CFIUSの権限強化に関するセミナー開催
(米国、日本)
米州課
2018年10月10日
ジェトロは10月9日、元米国財務次官補で米外国投資委員会(CFIUS)議長も務めたクレイ・ローリー氏を講師に招き、「米国の対内投資規制の強化について」と題するセミナーを東京で開催した。
外国企業による対米投資を審査するCFIUSは、8月13日に成立した「2018年外国投資リスク審査現代化法(FIRRMA)」によってその権限が強化された(注1)。ローリー氏はセミナーで、今回のCFIUSの権限強化の背景には「中国からの投資の急増」があるとの見解を述べ、このことから、中国企業との合弁企業を有している日本企業が今後対米投資を行う場合、CFIUSによる審査が厳しくなる可能性を示唆した。
審査対象には、安全保障に関わる重要技術・重要インフラ・機密性の高い個人情報を有する米国企業への非受動的投資(注2)などが加わった。米財務省は今後、これら審査対象の定義を明確にし、具体的な規則を公表しなければならない(注3)。ただし、ローリー氏は「この定義の明確化が、非常に難しい」と指摘した。同氏は、顧客の住所や名前などが機密性の高い個人情報に該当する場合、日本企業が米国の百貨店を買収する際にも審査対象となるのか、との疑問を提示し定義の明確化の難しさを指摘した。

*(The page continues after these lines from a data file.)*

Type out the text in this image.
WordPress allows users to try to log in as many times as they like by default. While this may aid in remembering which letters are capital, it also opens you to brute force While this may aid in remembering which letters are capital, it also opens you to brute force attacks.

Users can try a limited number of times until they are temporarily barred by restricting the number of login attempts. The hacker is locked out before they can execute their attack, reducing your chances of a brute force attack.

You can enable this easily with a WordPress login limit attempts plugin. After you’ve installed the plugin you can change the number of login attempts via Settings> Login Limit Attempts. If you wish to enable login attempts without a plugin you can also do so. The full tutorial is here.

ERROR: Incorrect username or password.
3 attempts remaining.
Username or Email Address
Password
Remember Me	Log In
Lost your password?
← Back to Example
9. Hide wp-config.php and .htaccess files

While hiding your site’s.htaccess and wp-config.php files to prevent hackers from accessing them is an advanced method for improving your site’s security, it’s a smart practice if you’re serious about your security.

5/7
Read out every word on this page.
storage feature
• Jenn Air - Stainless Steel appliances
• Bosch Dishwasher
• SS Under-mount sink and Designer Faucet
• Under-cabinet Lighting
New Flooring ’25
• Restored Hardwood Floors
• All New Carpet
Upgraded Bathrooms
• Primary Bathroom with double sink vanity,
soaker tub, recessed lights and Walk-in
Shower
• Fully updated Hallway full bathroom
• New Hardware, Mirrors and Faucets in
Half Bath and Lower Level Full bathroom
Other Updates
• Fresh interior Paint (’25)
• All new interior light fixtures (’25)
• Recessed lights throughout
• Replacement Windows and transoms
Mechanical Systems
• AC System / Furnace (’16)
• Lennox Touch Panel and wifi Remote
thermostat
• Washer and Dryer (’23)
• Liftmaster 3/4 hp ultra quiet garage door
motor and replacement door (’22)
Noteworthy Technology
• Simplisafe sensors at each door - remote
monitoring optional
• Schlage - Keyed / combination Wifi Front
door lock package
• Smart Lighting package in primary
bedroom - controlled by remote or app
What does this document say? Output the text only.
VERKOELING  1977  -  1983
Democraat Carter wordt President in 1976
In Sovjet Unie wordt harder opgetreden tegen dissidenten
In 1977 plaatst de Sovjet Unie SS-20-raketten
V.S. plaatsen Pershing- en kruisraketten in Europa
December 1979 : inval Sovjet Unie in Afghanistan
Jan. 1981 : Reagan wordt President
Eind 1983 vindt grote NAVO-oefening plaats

質疑応答では参加者から、中国と合弁企業を有している場合、日本企業が米国企業を買収する際にCFIUSの審査に影響を与えるのか、との趣旨の質問が出た。ローリー氏は「中国との合弁企業の有無だけによって、米国へ投資できないということではない」と述べ、中国の合弁企業の経営実態や、買収先の米国企業の最新のテクノロジーと中国の合弁企業との関係性について説明できるようにしておくことが重要との見解を述べた。
セミナーには商社、メーカー、金融、物流、不動産など幅広い業種から130人以上が参加し、日本企業からの関心の高さがうかがえた。
(注1)CFIUSの審査権限強化の詳細は、2018年9月3日付地域・分析レポートを参照。
(注2)少額出資であっても、米国企業が保有する機密性の高い技術情報・システム・施設などへのアクセスが可能になる投資や、役員会への参加などが可能な投資は対象となる。CFIUSのウェブサイトも参照。
(注3)財務省は、これら規則を法律施行日である8月13日から18カ月以内に公示しなければならない。